Early Signs of Dementia vs Normal Aging: A Checklist to Bring to Your Doctor
You cannot diagnose dementia from a checklist, and neither can we. What a good list can do is help you notice patterns, put worry into words, and walk into your doctor's office prepared. That is what this one is for.
No checklist can diagnose dementia, and this one does not try to. What it does is lay out, side by side, the difference between common signs of normal aging and the warning signs that experts say are worth a doctor's attention. Normal aging looks like occasionally forgetting a name and recalling it later, or misplacing keys and retracing your steps to find them. Warning signs look different in kind: memory loss that disrupts daily life, trouble completing familiar tasks, getting lost in familiar places, new problems with words, poor judgment, and changes others notice. If items on the warning side sound familiar, the right next step is not worry, it is an appointment. Print this, fill it in, and bring it. This is general education, not medical advice or a diagnostic tool.
Let us be honest about what a checklist can and cannot do, right at the top. It cannot tell you whether you or someone you love has dementia. Only a qualified doctor can evaluate that, using proper history, examination, and testing. What a good checklist can do is real and worth having. It can help you tell the difference between the ordinary forgetfulness of aging and the kinds of changes experts flag as worth a professional look. It can turn a vague, gnawing worry into specific examples. And it can help you walk into an appointment prepared, which is one of the most useful things you can do. So print this, fill it in over a week or two, and take it with you. It is a conversation starter, not a verdict.
How to use this checklist
A few ground rules make this far more useful and far less frightening. First, everyone has some of these experiences some of the time. A single item does not mean anything. What matters is the overall pattern: whether difficulties are frequent, getting worse over time, and interfering with daily life, and whether they represent a change from how the person used to be. One forgotten appointment is life.
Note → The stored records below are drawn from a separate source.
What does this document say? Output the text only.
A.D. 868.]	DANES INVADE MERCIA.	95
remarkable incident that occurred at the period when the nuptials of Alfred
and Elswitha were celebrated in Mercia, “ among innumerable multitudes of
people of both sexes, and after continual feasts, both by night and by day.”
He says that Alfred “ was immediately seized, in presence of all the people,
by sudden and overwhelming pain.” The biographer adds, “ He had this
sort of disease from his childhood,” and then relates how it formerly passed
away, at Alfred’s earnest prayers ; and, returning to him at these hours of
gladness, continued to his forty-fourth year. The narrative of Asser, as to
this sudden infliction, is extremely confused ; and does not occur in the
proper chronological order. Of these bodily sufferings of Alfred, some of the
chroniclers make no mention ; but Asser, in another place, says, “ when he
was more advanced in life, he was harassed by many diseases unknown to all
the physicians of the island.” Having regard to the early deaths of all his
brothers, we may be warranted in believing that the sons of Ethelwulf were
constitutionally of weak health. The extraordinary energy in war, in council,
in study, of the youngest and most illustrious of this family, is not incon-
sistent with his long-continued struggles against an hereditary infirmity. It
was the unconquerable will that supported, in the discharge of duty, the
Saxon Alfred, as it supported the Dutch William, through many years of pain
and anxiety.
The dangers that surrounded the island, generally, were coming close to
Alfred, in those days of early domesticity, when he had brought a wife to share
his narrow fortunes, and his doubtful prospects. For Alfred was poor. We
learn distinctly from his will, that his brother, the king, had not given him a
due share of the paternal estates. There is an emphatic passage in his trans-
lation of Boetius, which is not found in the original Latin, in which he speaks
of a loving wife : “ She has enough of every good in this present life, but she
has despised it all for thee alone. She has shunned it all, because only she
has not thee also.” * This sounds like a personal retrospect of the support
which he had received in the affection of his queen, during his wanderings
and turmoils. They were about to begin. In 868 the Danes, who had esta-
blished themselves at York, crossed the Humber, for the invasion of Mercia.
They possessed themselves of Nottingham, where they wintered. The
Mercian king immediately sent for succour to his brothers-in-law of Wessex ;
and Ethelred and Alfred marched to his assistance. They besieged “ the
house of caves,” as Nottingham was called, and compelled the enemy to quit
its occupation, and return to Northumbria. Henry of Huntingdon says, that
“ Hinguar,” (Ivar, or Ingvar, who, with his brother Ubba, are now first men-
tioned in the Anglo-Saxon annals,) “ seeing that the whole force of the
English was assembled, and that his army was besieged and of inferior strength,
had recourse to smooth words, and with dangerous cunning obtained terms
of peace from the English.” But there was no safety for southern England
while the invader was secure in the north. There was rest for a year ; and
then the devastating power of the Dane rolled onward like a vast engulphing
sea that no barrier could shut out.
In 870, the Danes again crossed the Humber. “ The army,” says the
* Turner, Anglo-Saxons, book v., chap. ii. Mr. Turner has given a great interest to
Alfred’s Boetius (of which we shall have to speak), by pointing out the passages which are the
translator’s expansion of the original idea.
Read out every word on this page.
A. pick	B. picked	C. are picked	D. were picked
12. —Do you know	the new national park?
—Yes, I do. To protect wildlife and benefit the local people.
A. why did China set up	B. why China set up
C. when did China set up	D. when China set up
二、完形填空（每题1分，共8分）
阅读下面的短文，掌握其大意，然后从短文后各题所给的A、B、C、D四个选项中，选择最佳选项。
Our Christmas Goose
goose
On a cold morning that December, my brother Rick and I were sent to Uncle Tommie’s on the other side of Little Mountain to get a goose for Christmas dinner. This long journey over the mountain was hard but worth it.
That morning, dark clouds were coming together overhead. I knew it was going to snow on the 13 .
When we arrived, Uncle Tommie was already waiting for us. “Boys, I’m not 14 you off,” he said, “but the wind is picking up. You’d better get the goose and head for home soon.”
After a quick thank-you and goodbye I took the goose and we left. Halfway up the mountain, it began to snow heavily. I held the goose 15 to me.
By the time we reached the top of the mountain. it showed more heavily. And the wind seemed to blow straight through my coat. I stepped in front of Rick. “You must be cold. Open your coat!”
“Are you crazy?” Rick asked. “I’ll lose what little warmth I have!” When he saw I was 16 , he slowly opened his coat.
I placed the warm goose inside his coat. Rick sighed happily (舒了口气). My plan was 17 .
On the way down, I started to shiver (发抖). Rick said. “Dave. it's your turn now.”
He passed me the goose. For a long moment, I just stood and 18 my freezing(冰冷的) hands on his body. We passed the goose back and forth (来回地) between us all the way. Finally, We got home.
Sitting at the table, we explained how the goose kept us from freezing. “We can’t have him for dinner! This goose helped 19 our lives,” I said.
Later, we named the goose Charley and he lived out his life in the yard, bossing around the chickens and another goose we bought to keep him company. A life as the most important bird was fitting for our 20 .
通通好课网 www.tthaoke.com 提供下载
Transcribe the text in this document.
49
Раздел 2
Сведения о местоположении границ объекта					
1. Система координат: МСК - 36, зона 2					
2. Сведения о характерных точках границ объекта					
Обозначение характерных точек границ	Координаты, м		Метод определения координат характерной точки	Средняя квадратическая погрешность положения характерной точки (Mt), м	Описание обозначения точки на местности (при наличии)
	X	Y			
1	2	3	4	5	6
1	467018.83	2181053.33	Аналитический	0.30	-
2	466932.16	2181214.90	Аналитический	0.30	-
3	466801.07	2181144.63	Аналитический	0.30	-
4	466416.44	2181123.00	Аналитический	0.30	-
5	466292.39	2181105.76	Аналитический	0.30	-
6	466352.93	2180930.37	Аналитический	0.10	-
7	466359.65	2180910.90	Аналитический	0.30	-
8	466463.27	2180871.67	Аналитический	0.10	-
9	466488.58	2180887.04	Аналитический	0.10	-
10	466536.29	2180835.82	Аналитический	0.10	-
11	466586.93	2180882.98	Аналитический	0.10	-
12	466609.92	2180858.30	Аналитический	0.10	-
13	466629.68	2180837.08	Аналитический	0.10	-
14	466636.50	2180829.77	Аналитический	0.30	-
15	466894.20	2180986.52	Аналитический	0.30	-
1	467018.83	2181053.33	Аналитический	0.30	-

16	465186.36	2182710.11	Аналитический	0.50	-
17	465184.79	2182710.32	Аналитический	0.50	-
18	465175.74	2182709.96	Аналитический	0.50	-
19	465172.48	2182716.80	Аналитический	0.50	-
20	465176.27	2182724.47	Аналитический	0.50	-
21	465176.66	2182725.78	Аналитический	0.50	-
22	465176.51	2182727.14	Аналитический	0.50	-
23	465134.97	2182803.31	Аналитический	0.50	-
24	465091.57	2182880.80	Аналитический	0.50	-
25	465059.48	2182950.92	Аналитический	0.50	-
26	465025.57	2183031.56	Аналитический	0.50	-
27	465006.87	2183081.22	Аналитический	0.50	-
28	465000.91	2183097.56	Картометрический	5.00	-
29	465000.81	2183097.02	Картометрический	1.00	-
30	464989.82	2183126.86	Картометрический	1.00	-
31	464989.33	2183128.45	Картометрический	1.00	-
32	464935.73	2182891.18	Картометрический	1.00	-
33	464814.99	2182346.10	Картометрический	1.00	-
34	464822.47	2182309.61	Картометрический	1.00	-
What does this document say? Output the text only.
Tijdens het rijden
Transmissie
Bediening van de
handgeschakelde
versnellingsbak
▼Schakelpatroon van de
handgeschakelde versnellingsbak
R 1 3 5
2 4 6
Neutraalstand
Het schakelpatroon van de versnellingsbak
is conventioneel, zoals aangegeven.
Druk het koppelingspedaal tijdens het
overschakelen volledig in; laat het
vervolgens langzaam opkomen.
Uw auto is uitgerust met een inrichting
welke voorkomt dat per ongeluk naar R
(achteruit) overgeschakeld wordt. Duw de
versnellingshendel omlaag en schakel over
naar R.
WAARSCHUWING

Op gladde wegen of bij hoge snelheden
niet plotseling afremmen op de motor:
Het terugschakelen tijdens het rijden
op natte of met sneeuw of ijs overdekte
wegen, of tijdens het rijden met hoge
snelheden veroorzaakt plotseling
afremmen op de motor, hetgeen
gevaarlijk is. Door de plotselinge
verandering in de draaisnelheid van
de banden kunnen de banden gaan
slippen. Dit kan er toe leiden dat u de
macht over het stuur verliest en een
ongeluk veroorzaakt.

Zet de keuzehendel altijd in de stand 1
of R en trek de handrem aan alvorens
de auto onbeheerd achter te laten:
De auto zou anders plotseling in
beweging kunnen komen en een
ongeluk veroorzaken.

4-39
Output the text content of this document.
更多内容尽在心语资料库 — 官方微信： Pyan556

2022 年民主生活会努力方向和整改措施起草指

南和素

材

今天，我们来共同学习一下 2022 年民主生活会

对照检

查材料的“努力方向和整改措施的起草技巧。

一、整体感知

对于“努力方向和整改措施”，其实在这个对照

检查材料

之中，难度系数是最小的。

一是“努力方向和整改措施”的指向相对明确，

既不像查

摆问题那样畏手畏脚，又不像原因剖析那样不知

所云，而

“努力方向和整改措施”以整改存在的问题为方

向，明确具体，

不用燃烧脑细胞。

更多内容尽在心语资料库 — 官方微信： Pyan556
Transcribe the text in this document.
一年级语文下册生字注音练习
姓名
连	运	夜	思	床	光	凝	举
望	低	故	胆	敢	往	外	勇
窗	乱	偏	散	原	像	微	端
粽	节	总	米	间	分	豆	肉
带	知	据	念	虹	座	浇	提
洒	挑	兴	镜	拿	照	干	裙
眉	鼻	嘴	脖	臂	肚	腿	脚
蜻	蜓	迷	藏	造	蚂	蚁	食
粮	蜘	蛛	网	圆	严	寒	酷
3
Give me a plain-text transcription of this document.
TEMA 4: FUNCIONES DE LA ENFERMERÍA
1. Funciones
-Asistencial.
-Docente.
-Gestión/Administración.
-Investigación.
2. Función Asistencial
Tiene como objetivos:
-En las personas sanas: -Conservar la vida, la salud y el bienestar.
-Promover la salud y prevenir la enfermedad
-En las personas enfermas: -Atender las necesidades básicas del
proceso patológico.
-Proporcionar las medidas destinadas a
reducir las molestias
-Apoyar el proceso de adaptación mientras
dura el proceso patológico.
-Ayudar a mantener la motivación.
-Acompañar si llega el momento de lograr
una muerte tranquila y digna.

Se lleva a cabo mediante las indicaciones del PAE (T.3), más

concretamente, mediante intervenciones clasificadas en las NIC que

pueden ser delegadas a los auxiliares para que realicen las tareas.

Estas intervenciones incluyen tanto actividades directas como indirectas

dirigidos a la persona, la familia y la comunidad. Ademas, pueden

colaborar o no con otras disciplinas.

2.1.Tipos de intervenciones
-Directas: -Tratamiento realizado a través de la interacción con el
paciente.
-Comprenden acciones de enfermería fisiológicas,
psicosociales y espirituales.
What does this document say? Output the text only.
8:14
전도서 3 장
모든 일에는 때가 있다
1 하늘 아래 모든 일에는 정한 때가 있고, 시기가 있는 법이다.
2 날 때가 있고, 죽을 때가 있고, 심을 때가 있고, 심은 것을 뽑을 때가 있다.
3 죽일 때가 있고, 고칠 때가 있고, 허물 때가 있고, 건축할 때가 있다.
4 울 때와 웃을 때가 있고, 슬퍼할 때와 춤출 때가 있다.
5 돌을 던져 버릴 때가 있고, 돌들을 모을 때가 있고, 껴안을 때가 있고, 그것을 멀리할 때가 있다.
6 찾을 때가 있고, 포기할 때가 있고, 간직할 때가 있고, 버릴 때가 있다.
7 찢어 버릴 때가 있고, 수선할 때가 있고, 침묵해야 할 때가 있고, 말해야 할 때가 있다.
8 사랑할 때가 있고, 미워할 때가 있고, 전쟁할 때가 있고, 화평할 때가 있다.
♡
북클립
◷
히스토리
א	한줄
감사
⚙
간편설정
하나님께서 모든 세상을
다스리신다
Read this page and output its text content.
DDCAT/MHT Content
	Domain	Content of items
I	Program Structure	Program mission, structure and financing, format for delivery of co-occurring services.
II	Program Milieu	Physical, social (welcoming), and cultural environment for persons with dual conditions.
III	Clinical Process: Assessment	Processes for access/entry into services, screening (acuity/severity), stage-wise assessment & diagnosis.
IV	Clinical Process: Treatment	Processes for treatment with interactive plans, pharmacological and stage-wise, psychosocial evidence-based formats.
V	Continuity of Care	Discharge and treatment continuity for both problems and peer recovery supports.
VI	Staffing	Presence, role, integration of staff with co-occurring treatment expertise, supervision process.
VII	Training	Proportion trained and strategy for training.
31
A steady slide from managing the household finances easily to being unable to follow a checkbook is a change worth examining.
Second, fill it in over a couple of weeks rather than in one anxious sitting, and jot down concrete examples next to anything you check. "Got lost driving to my sister's house, the route I have taken for years" tells a doctor far more than a checked box. Third, if you are filling this in about a parent or spouse, their input and yours together are valuable, because people do not always notice their own changes. Our companion guide on when to worry about memory loss pairs well with this list.
The normal-aging column
Start here, because most people who worry about their memory land in this column, and seeing it laid out is reassuring. The following are widely considered typical parts of normal aging, not warning signs:
- Occasionally forgetting a name or a word, then recalling it later. The tip-of-the-tongue feeling.
- Misplacing everyday objects like keys or glasses, then retracing your steps and finding them.
- Walking into a room and briefly forgetting why, then remembering when you go back.
- Needing a little more time to learn something new, or a name or fact repeated once.
- Occasionally forgetting which day it is, then working it out.
- Sometimes making a mistake with the checkbook or a bill, the way anyone might.
- Leaning more on lists, calendars, and reminders, and doing fine with them.
- A slower reach for the right word in conversation, with the sentence still landing.
If almost everything you would check sits in this column, that is genuinely good news, and it fits the picture we lay out in normal aging versus cognitive decline. It does not mean you cannot mention it to your doctor for peace of mind. It means the pattern looks like ordinary aging rather than a red flag.
The warning-signs column
These are the changes that experts, including the Alzheimer's Association, describe as worth a doctor's evaluation. Notice how they differ in kind, not just degree, from the list above:
- Memory loss that disrupts daily life, especially forgetting recently learned information, repeatedly asking the same questions, or relying heavily on others for things once handled alone.
- Trouble completing familiar tasks, like following a well-known recipe, managing a budget, or driving to a familiar place.
- Getting lost or confused about time and place, losing track of dates or seasons, or forgetting where you are or how you got there.
- New problems with words, stopping mid-conversation with no idea how to continue, or calling things by the wrong name in a way that is new and frequent.
- Misplacing things in strange spots and being unable to retrace steps to find them, sometimes accusing others of stealing.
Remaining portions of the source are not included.